Data Routing Enhancements
Addition of Multi-Destination Routing
What we’ve added today is a new feature called “Routing.” It’s like a multi-splitter, allowing you to turn on or off any of three different destinations. We’ve also added filter rules, which act as exclusions, giving us even finer control over where messages in a stream are sent.
Data Warehouse as a New Destination
You’ll notice a new destination: the Data Warehouse. This is essentially a data lake where customers can store data they don’t actively need but want to keep for compliance reasons.

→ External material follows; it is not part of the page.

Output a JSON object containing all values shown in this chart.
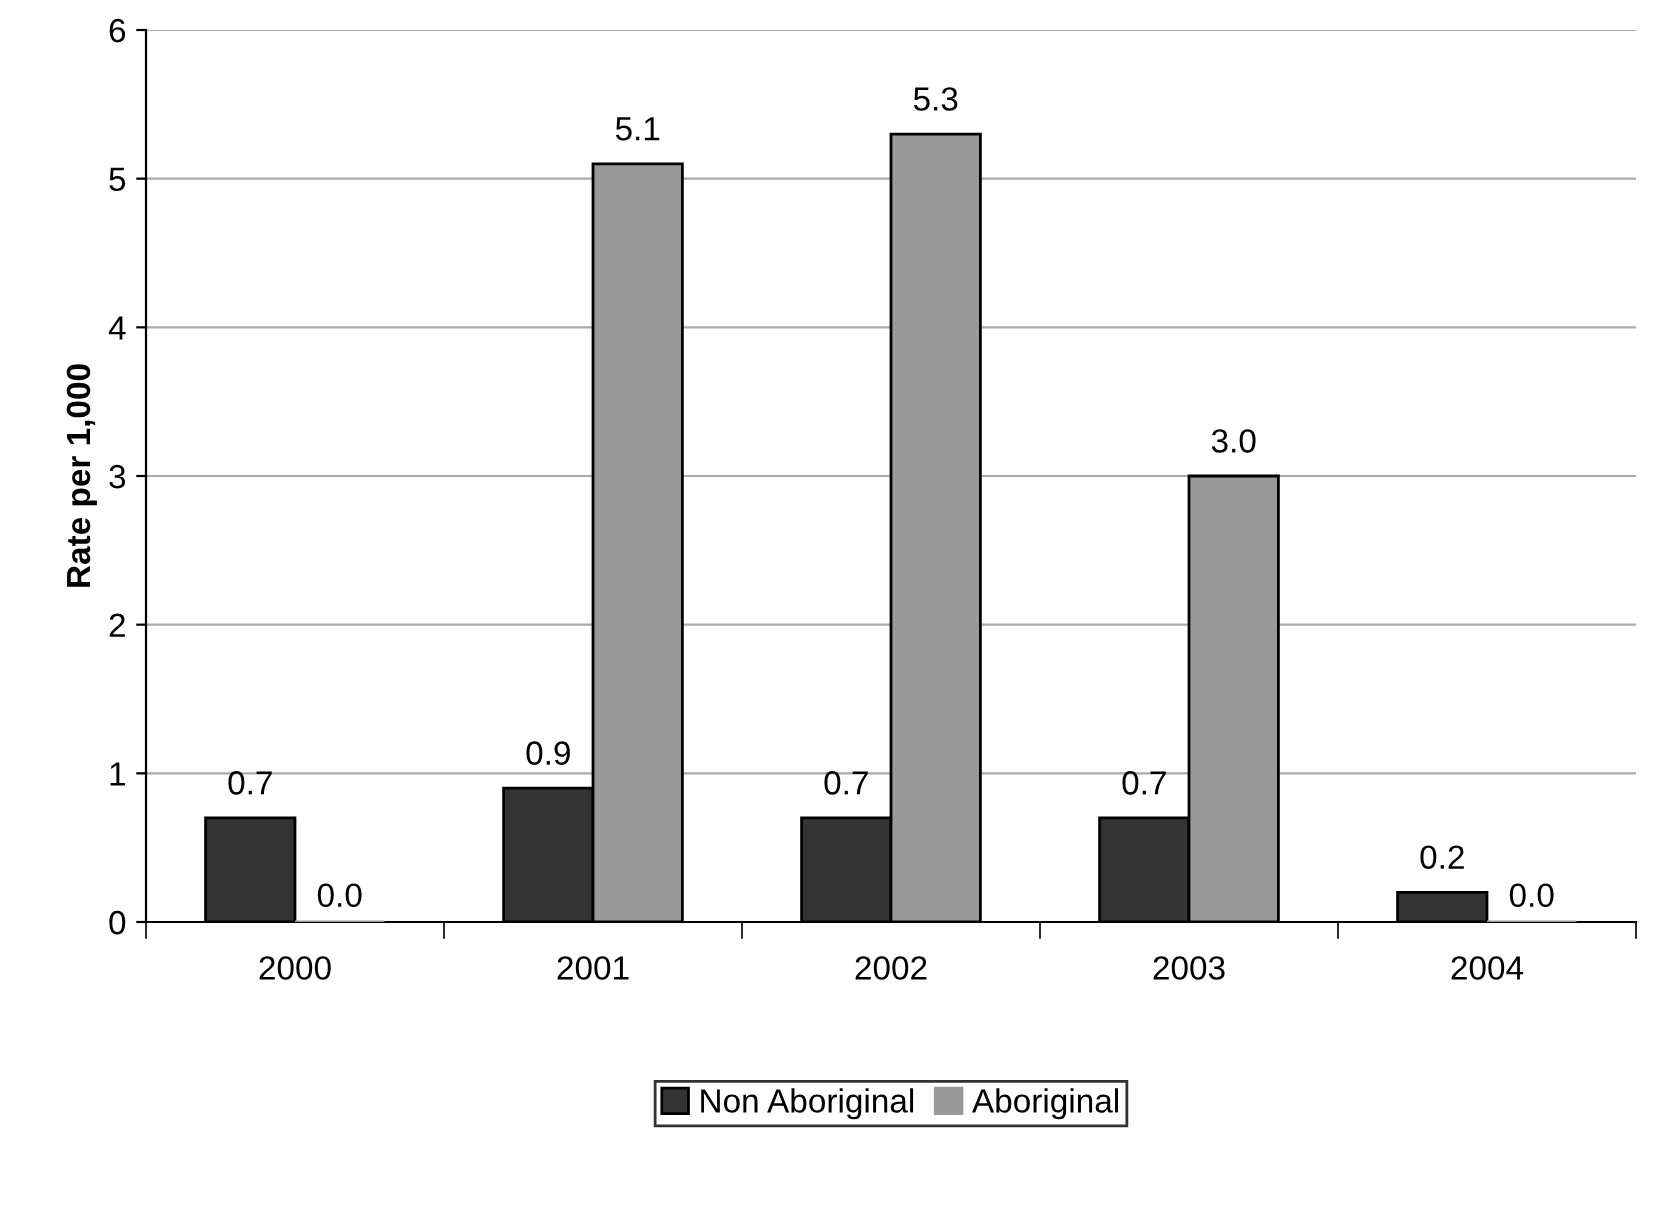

The data in the Data Warehouse doesn’t count against their license, making it an economical storage option for less critical data.
Routing, Filtering, and Practical Examples
Simple Overview of the Process
To summarize, we process the data, then we route it, then we filter it, and finally, it goes to one of the destinations.

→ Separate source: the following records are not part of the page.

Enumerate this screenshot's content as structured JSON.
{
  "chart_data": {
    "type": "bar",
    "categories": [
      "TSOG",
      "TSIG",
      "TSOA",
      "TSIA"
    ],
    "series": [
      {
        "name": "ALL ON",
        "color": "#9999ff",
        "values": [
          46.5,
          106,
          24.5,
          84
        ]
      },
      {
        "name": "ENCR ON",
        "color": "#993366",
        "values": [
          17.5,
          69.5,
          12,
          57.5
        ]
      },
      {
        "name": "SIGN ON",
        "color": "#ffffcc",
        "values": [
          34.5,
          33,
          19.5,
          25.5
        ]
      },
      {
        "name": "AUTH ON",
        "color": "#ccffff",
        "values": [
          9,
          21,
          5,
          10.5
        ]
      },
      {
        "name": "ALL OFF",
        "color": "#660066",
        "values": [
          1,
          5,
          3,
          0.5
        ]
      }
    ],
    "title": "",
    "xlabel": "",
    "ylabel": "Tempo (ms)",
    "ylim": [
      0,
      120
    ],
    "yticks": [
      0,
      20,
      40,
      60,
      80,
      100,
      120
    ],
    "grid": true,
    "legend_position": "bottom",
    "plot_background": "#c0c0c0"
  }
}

Configuring Routing in Graylog
Let me show you what this looks like in practice. We have a list of streams, and for each stream, we can see whether routing is already turned on. For example, in the default stream, we see which destinations the data is being routed to. By default, data is routed to the index set, but not to the Data Warehouse or outputs. If I want to route data to the Data Warehouse, I can simply turn it on, and the data will now also be saved there.
Data Warehouse and Filtering Rules
Viewing Data in the Data Warehouse
Every five minutes or so, you can see updates in the Data Warehouse, such as the number of messages, file sizes, and timestamps. This reassures us that the data is being properly saved.
Excluding Data with Filter Rules
Next, we can use the filter rule interface to exclude specific data from going to a particular destination. For example, if we want to exclude certain HTTP messages, we can set up a rule that drops messages with a specific field, like “Source.” With this filter rule applied, those messages won’t be saved in the Data Warehouse.
Practical Example of License Management
Helping a Customer Reduce Data Usage
Let’s imagine a customer named Trent is upset about going over his license usage. He doesn’t need all his data, especially not the delete logs, so we can help him route those delete logs to the Data Warehouse instead of OpenSearch.
Configuring a Stream for Delete Logs
To do this, we go to the stream in question, like “Splendid Stream One,” and configure the routing. We add a filter rule to send only the delete logs to the Data Warehouse. After setting this up, if we search for those delete logs in OpenSearch, they won’t appear because they’ve been routed to the Data Warehouse instead.
Retrieving Data from the Data Warehouse
Bringing Data Back from the Data Warehouse
Now, if the customer needs to retrieve data from the Data Warehouse, for example, today’s data, we can easily do that. By clicking the “Retrieve” button for the stream in question, Graylog retrieves the data from the Data Warehouse. The retrieval process runs in the background, and within seconds, the data reappears in the stream, as if by magic.
Setting Up the Data Warehouse
Engineer’s Guide to Configuring the Data Warehouse
Finally, let’s walk through setting up the Data Warehouse. As an engineer helping a customer onboard, we go to the overview screen where we can configure the backend. Whether it’s a file system or an S3 bucket, setting it up is simple. Just provide the file path (which needs to be a shared network drive), name the Data Warehouse, and click “Activate”—and that’s it. The Data Warehouse is ready to use.